Politicians like to raise the spectre of the “public-sector bureaucrat”, painting such individuals as evil grandma-killing beings who must not be allowed near our loved ones. This writer finds the concept to be rather odd: in his experience, such people usually aren’t that concerned with the bottom line, and tend to opt for spending more, not less (in fact, the same politicos will complain about at this tendency at the drop of a vote). Put another way, a government person is far more likely to hand out health care, because they aren’t answerable for a profit margin.

Most private citizens have actually had problems with private-sector peeps denying them care – certainly, Mr. B & C has had to argue with medical insurers a fair few times over the years. When a company is in business to make a profit, their interests are quite logically not as focused on patient care as they could be: there is an inherent conflict between providing care and making coin.
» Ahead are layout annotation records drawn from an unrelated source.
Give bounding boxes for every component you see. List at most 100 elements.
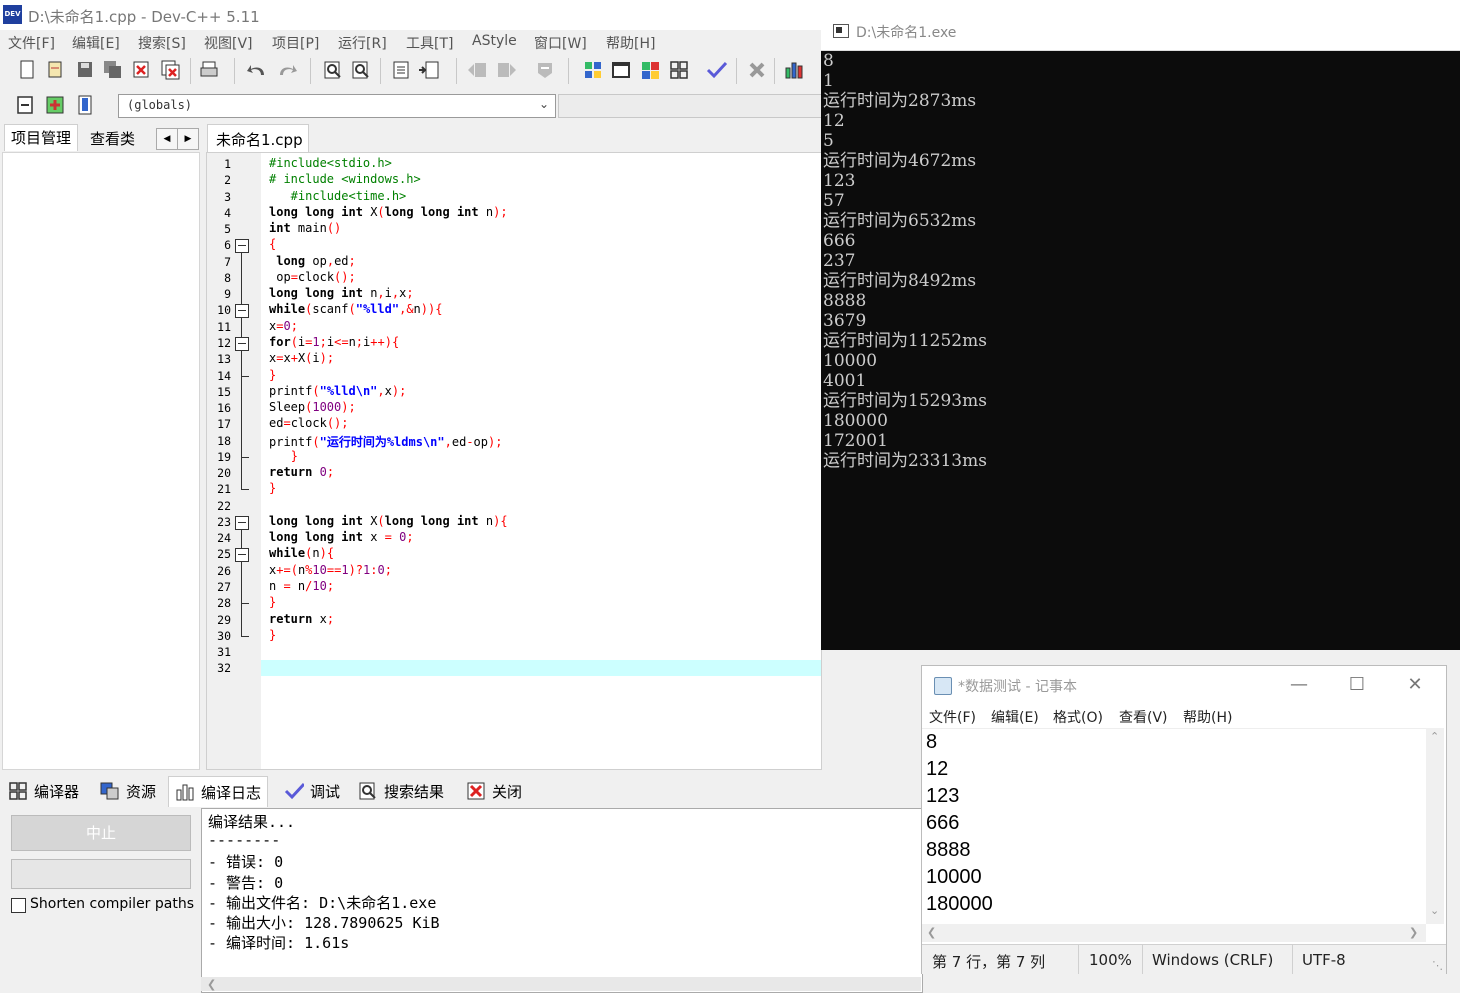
code-line[interactable]: op=clock(); — [269, 270, 356, 284]
compile-run-icon[interactable] — [640, 59, 662, 81]
code-line[interactable]: long op,ed; — [269, 254, 356, 268]
code-line[interactable]: return x; — [269, 612, 334, 626]
menu-view[interactable]: 视图[V] — [204, 33, 253, 53]
code-line[interactable]: #include<time.h> — [269, 189, 407, 203]
menu-edit[interactable]: 编辑[E] — [72, 33, 120, 53]
chevron-down-icon[interactable]: ⌄ — [539, 97, 549, 111]
console-output[interactable]: 8 1 运行时间为2873ms 12 5 运行时间为4672ms 123 57 运行时间为653… — [821, 50, 1460, 650]
tab-close[interactable]: 关闭 — [466, 778, 522, 804]
menu-search[interactable]: 搜索[S] — [138, 33, 186, 53]
code-line[interactable]: printf("%lld\n",x); — [269, 384, 406, 398]
save-icon[interactable] — [74, 59, 96, 81]
code-line[interactable]: # include <windows.h> — [269, 172, 421, 186]
code-line[interactable]: long long int X(long long int n); — [269, 205, 508, 219]
editor-tab-file[interactable]: 未命名1.cpp — [207, 124, 309, 153]
compile-log-output[interactable]: 编译结果... -------- - 错误: 0- 警告: 0- 输出文件名: D:… — [201, 808, 923, 993]
menu-window[interactable]: 窗口[W] — [534, 33, 587, 53]
profile-icon[interactable] — [784, 59, 806, 81]
tab-scroll-left-icon[interactable]: ◀ — [156, 128, 178, 150]
tab-compile-log[interactable]: 编译日志 — [168, 776, 269, 807]
np-menu-format[interactable]: 格式(O) — [1053, 707, 1103, 727]
new-project-icon[interactable] — [14, 94, 36, 116]
open-file-icon[interactable] — [44, 59, 66, 81]
menu-project[interactable]: 项目[P] — [272, 33, 319, 53]
log-horizontal-scrollbar[interactable]: ❮ — [201, 977, 921, 991]
syntax-check-icon[interactable] — [706, 59, 728, 81]
menu-astyle[interactable]: AStyle — [472, 33, 517, 49]
code-line[interactable]: long long int n,i,x; — [269, 286, 414, 300]
tab-class-browser[interactable]: 查看类 — [84, 126, 141, 152]
compile-icon[interactable] — [582, 59, 604, 81]
menu-tools[interactable]: 工具[T] — [406, 33, 453, 53]
np-menu-edit[interactable]: 编辑(E) — [991, 707, 1039, 727]
code-line[interactable]: n = n/10; — [269, 579, 334, 593]
np-menu-help[interactable]: 帮助(H) — [1183, 707, 1232, 727]
np-menu-view[interactable]: 查看(V) — [1119, 707, 1168, 727]
scroll-left-icon[interactable]: ❮ — [927, 926, 936, 939]
members-dropdown[interactable] — [558, 94, 822, 118]
bookmark-prev-icon[interactable] — [466, 59, 488, 81]
code-line[interactable]: x=0; — [269, 319, 298, 333]
shorten-paths-checkbox[interactable] — [11, 898, 26, 913]
tab-scroll-right-icon[interactable]: ▶ — [177, 128, 199, 150]
new-file-icon[interactable] — [16, 59, 38, 81]
tab-debug[interactable]: 调试 — [284, 778, 340, 804]
project-options-icon[interactable] — [74, 94, 96, 116]
redo-icon[interactable] — [276, 59, 298, 81]
code-line[interactable]: } — [269, 449, 298, 463]
code-line[interactable]: Sleep(1000); — [269, 400, 356, 414]
tab-search-results[interactable]: 搜索结果 — [358, 778, 444, 804]
maximize-button[interactable]: ☐ — [1342, 672, 1372, 698]
globals-dropdown[interactable]: (globals) ⌄ — [118, 94, 556, 118]
add-to-project-icon[interactable] — [44, 94, 66, 116]
np-menu-file[interactable]: 文件(F) — [929, 707, 976, 727]
code-line[interactable]: x=x+X(i); — [269, 351, 334, 365]
resize-grip-icon[interactable]: ⋱ — [1432, 959, 1443, 972]
code-line[interactable]: for(i=1;i<=n;i++){ — [269, 335, 399, 349]
tab-resources[interactable]: 资源 — [100, 778, 156, 804]
notepad-vertical-scrollbar[interactable]: ⌃ ⌄ — [1426, 728, 1444, 924]
code-line[interactable]: long long int x = 0; — [269, 530, 414, 544]
comment-icon[interactable] — [534, 59, 556, 81]
notepad-text-area[interactable]: 8 12 123 666 8888 10000 180000 — [922, 728, 1426, 925]
code-line[interactable]: } — [269, 628, 276, 642]
abort-compilation-button[interactable]: 中止 — [11, 815, 191, 851]
code-line[interactable]: int main() — [269, 221, 341, 235]
code-line[interactable]: while(n){ — [269, 546, 334, 560]
bookmark-next-icon[interactable] — [496, 59, 518, 81]
scroll-up-icon[interactable]: ⌃ — [1430, 730, 1439, 743]
project-tree-panel[interactable] — [2, 152, 200, 770]
code-line[interactable]: printf("运行时间为%ldms\n",ed-op); — [269, 433, 502, 450]
stop-execution-icon[interactable] — [746, 59, 768, 81]
close-all-icon[interactable] — [160, 59, 182, 81]
code-editor[interactable]: 1 2 3 4 5 6 7 8 9 10 11 12 13 14 15 16 17 18 19 20 21 22 23 24 2… — [206, 152, 822, 770]
menu-file[interactable]: 文件[F] — [8, 33, 55, 53]
run-icon[interactable] — [610, 59, 632, 81]
close-file-icon[interactable] — [130, 59, 152, 81]
notepad-horizontal-scrollbar[interactable]: ❮ ❯ — [922, 924, 1426, 942]
save-all-icon[interactable] — [102, 59, 124, 81]
code-line[interactable]: } — [269, 481, 276, 495]
replace-icon[interactable] — [350, 59, 372, 81]
menu-run[interactable]: 运行[R] — [338, 33, 387, 53]
code-area[interactable]: #include<stdio.h> # include <windows.h> #… — [207, 153, 821, 769]
scroll-left-icon[interactable]: ❮ — [207, 978, 216, 991]
indent-icon[interactable] — [418, 59, 440, 81]
code-line[interactable]: x+=(n%10==1)?1:0; — [269, 563, 392, 577]
code-line[interactable]: ed=clock(); — [269, 416, 349, 430]
scroll-down-icon[interactable]: ⌄ — [1430, 904, 1439, 917]
code-line[interactable]: long long int X(long long int n){ — [269, 514, 508, 528]
code-line[interactable]: while(scanf("%lld",&n)){ — [269, 302, 442, 316]
code-line[interactable]: #include<stdio.h> — [269, 156, 392, 170]
find-icon[interactable] — [322, 59, 344, 81]
minimize-button[interactable]: — — [1284, 672, 1314, 698]
scroll-right-icon[interactable]: ❯ — [1409, 926, 1418, 939]
goto-line-icon[interactable] — [390, 59, 412, 81]
code-line[interactable]: } — [269, 595, 276, 609]
code-line[interactable]: { — [269, 237, 276, 251]
print-icon[interactable] — [198, 59, 220, 81]
rebuild-icon[interactable] — [668, 59, 690, 81]
code-line[interactable]: } — [269, 368, 276, 382]
undo-icon[interactable] — [246, 59, 268, 81]
code-line[interactable]: return 0; — [269, 465, 334, 479]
In the current case, that conflict led to the usual result – profit won out over medical need, and what looked like a promising outcome turned bad, just as everyone except the bean-counters said it would. This writer’s family might lose a loved one, and the insurance company won’t care one bit, because they are making money. (Actually, the insurers are losing their asses on this deal, because Intensive Care costs a LOT more than the treatment he should have gotten. But their strategy pays them big bucks overall. So, they say “f***  the odd patient who loses their life”.)

All things considered, Mr. B & C would be more than happy to take his chances with a government healthcare system: because the for-profit system has clearly failed his family.